Supreme Decree No. 5503 establishes, on an exceptional basis, an “Extraordinary, Temporary and Voluntary Regime for the Regularization and Repatriation of Capital,” issued in the context of the economic emergency declared. The regime aims to broaden the asset base incorporated in the nation’s economic and financial system, strengthen domestic liquidity and international reserves, encourage productive investment and promote financial formalization, thereby contributing to macroeconomic and financial stability.
Nature and scope of the regime
The regime is extraordinary and does not constitute amnesty or a general pardon for crimes. It is an asset regularization mechanism with economic and financial objectives, applicable for a limited period to be defined in specific regulations, which would reasonably be issued by the Ministry of Economy and Public Finance, without the possibility of automatic extension. The Supreme Decree does not set an initial effective term, which naturally impacts on any preliminary analysis by potential participants.
Voluntary regularization of assets
Under the new regime, Bolivian or foreign individuals and legal entities may voluntarily declare assets, goods, foreign currency, rights or economic resources that have not been recorded or declared with the competent authorities, whether located in Bolivia or abroad.
A regularization carried out under the regime will not give rise to prior administrative, civil or criminal prosecution, exclusively with respect to violations related to the lack of declaration, registration or formalization of the relevant assets. This protection does not extend to assets deriving from expressly excluded crimes, such as drug trafficking, terrorism and its financing, trafficking in persons, public corruption with a final conviction, and money laundering where the criminal proceedings have concluded.
Legal effects of regularization
Assets duly regularized are deemed lawful for all administrative, tax and financial purposes as of their valid declaration. Regularization has releasing effects regarding: (i) administrative infringements for failure to register or declare; (ii) ancillary tax obligations linked exclusively to non-declaration; and (iii) formal penalties deriving from breaches of reporting duties.

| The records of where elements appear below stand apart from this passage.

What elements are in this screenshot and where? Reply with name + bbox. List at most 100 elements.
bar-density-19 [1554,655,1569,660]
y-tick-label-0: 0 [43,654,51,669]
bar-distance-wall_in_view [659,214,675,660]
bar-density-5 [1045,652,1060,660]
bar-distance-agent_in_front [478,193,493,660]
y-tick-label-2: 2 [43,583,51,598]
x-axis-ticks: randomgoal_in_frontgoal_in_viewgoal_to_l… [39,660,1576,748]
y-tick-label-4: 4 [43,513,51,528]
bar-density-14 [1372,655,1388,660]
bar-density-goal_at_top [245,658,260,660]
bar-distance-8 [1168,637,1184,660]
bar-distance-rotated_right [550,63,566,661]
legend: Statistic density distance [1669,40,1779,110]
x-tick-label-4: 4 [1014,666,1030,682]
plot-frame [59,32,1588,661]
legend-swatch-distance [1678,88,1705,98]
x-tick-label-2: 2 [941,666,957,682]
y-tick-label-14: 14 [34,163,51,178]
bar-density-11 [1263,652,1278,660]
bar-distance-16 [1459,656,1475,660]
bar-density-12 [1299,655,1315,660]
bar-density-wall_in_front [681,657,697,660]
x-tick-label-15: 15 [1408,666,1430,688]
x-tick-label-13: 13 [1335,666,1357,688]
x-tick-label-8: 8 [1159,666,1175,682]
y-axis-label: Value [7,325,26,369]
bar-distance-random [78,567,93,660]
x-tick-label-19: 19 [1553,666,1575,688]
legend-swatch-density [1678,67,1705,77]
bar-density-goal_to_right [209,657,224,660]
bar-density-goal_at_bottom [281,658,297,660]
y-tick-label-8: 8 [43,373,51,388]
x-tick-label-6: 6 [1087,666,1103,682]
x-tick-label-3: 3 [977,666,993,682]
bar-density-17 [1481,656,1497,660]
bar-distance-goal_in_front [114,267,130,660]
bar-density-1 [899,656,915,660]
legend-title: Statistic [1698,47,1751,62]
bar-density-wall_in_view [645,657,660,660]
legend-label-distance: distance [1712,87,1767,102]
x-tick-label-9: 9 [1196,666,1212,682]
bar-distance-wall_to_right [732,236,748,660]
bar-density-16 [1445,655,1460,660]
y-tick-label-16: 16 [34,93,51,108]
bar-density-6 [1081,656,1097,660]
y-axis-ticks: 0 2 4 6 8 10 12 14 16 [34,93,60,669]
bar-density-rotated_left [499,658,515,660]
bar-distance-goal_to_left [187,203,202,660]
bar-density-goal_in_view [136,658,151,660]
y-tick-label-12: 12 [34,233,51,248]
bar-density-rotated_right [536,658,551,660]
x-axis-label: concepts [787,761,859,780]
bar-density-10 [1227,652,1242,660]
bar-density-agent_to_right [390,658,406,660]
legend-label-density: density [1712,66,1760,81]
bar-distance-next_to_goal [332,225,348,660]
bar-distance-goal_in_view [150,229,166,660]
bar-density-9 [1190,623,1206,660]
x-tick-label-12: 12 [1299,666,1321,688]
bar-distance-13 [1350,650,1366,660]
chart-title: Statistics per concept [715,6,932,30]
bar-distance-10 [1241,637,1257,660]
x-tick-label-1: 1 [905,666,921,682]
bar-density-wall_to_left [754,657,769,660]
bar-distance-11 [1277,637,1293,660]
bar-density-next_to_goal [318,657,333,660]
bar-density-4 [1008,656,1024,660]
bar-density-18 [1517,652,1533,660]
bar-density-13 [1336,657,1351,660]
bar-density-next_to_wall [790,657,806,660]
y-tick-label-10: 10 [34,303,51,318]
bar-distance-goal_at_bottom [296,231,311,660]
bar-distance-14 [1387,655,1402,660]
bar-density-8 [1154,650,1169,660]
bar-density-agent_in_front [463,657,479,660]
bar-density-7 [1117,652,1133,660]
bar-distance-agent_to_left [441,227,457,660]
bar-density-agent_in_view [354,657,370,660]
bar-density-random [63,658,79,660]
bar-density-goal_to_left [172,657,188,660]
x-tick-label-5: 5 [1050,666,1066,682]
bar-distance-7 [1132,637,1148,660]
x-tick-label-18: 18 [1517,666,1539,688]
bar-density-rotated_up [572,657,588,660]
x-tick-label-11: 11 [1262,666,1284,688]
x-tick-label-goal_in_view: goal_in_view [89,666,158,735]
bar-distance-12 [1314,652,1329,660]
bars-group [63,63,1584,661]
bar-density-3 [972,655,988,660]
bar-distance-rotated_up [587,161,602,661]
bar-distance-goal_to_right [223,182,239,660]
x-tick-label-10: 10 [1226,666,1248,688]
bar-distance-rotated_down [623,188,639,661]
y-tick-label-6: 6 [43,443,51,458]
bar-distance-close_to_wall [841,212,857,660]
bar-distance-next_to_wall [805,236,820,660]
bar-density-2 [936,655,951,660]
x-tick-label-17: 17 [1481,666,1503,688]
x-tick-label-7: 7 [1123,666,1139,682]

The Decree also clarifies that regularization does not imply acknowledgment of illegal acts and does not constitute a confession, an admission of liability or evidentiary precedent in other proceedings. However, the Decree does not precisely identify the taxes covered or clear mechanisms for allocating incentives, which increases uncertainty for potential participants.
Tax incentives
The regime provides for exceptional tax treatment for assets and foreign currency regularized. A 0% rate applies when foreign currency remains for at least twenty-four (24) continuous months in the domestic financial system, or when resources are directly and effectively allocated to productive investments. If resources are withdrawn, transferred abroad or removed from the domestic financial system before completion of such period, a 5% rate applies.
Productive use of funds
The Decree considers productive investment to include, among other purposes, the acquisition of productive fixed assets, expansion or modernization of installed capacity, infrastructure projects, energy, mining, agribusiness or manufacturing projects, as well as working capital associated with formal productive activities. Regulations are expected to establish simplified verification mechanisms prioritizing good faith and ex post controls.
Confidentiality and compliance
Information provided under the regime is confidential and may only be used for tax, financial and statistical control purposes. Its use as evidence in proceedings other than those expressly permitted is prohibited, and breaches of confidentiality may entail administrative, civil and criminal liability. The Decree does not specify which proceedings are permitted, adding an additional layer of uncertainty.
The regime is expressly compatible with anti-money laundering and counter-terrorism financing rules. Financial institutions must apply enhanced due diligence procedures, without denying, delaying or blocking regularization when legal requirements are met.
Conclusion
Although capital repatriation can, in theory, support domestic liquidity and formalization, such regimes require a detailed, safeguards-based, clear and predictable framework from the outset. Supreme Decree 5503 remains largely programmatic and awaits detailed iregulations providing more certainty. Until those rules are issued, it is reasonable to expect market participants to take a cautious approach, particularly because capital movements often involve costs and decisions that are not easily reversible.